Baltimore, a World Series contender with perhaps the league’s best crop of prospects and clear roster holes, will power that market. Beavers and Wagner, the club’s 10th- and 14th-ranked prospects, respectively, could be parts of a package to make such a move.

They’ve been together almost exactly every step of the way in their rise through the minor leagues. They were chosen within 10 spots of each other in the 2022 draft, Baltimore’s second and third selections behind Jackson Holliday. They were added to Low-A Delmarva’s roster and promoted to High-A Aberdeen on the same days later that year, then moved to Bowie within the same week in August.

That shared journey brought Beavers, an outfielder from California, and Wagner, an infielder from Wisconsin, together.

“We go through the same stuff. We understand if I’m going good and he’s struggling, I know what it’s like and vice versa,” Beavers said. “It’s nice to have somebody you can bounce ideas off of and see it from a different set of eyes. Most of the time when we’re away from the field, we’re not really talking about baseball. So it’s also nice to get away from that and do other stuff.”

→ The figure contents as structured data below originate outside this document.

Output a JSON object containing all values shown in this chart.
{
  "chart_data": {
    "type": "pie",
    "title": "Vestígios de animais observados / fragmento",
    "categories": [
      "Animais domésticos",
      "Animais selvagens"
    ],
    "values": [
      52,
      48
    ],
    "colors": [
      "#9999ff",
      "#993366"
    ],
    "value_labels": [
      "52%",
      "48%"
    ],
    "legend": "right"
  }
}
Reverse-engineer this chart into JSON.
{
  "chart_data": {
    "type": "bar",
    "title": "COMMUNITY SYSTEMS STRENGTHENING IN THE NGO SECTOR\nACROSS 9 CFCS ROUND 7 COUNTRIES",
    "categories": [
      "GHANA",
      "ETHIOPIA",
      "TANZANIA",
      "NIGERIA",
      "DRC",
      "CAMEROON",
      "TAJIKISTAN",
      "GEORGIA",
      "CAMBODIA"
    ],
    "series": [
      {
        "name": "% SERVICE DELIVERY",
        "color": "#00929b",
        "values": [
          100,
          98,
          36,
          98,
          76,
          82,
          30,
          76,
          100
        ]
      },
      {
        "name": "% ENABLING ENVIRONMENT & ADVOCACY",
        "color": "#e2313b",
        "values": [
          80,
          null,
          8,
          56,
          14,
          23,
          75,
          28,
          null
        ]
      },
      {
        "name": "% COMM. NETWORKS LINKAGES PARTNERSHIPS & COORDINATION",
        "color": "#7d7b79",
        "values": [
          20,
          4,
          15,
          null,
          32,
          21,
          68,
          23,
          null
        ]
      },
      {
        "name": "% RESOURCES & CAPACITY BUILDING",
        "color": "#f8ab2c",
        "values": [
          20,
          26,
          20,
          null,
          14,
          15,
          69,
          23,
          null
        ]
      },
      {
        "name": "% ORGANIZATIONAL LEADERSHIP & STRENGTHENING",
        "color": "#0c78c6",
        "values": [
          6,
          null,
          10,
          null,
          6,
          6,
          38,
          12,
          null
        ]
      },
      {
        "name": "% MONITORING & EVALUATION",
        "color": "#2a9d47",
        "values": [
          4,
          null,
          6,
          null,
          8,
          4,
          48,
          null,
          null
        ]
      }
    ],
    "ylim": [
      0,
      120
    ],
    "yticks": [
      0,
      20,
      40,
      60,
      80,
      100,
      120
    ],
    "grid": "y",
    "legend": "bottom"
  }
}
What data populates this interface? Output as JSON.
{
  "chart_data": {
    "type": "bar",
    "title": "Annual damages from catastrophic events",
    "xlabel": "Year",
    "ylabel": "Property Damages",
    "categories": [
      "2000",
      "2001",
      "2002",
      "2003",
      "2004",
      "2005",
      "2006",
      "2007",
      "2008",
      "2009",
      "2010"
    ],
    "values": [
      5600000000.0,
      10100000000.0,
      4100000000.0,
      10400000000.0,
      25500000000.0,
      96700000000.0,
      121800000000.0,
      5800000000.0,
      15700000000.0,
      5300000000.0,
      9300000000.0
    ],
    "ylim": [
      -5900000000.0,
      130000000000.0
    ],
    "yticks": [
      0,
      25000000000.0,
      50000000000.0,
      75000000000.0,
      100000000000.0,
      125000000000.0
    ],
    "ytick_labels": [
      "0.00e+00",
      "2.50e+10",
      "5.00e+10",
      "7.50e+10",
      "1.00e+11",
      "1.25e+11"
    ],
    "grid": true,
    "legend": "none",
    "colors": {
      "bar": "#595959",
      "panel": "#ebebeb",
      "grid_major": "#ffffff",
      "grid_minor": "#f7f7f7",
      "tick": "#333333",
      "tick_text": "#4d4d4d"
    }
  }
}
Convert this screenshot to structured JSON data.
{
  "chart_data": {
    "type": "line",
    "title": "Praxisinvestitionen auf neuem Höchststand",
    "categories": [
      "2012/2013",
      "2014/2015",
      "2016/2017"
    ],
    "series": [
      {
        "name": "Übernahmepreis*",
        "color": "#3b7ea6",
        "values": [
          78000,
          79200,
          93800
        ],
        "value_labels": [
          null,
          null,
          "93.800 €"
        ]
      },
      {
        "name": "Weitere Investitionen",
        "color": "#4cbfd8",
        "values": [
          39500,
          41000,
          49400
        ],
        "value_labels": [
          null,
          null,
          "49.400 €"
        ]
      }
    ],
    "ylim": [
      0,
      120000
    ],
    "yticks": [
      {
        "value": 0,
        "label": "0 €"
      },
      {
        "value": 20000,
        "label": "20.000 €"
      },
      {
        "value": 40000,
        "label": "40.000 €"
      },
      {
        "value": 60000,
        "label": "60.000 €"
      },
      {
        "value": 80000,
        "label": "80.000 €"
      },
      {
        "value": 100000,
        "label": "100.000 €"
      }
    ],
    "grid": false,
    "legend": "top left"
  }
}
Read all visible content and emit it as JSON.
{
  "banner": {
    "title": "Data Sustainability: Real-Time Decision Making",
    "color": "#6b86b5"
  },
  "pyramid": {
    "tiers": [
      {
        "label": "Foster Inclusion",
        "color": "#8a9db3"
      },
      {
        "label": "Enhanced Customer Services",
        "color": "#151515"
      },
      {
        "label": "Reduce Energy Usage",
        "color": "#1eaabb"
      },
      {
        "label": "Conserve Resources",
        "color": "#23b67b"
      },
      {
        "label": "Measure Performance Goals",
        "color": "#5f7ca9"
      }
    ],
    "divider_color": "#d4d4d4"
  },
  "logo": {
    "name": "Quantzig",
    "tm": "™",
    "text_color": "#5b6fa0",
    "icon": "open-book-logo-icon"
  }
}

This season, however, hasn’t unfolded like the last two.

Beavers entered 2024 looking to add more power to his approach. He has a target OPS to maintain — between .850 and .900 — and emphasizes slugging percentage rather than on-base rate to achieve that.

He worked on staying more balanced in his swing. Before, the outfielder kept too much weight on his back leg. Now, Beavers distributes it evenly and explodes forward with his front side. The 22-year-old had 11 home runs in 119 games last season. He’s already hit nine in 65 games this year.

Wagner spent his offseason not making mechanical adjustments, but working back from offseason surgery to repair a fractured hand. The 22-year-old is hitting just .109 with a .365 OPS in 19 games for Bowie this season. The infielder’s hand is no longer a hindrance, he said, but he’s now on the Baysox’s injured list with a lower back injury.

“Baseball’s not a very easy game,” Wagner said. “It’s not going to come back to you just like that. It’s going to take some time. I think that’s one thing I’ve had to realize. Even though I’ve played this game my whole life, it’s going to take some time to get back comfortable.”

Beavers and Wagner’s once-conjoined careers are splitting. They’re aware it’s unlikely they’ll play together for much longer, an unfortunate reminder that journeys for minor league players are rarely straightforward.

One could continue his rise to the majors while the other stumbles and never makes it. Or a deadline move could rip them apart. They’re prepared for either outcome. Afternoons on Lake Manatee provided ample time to begin a bond no transaction can erase.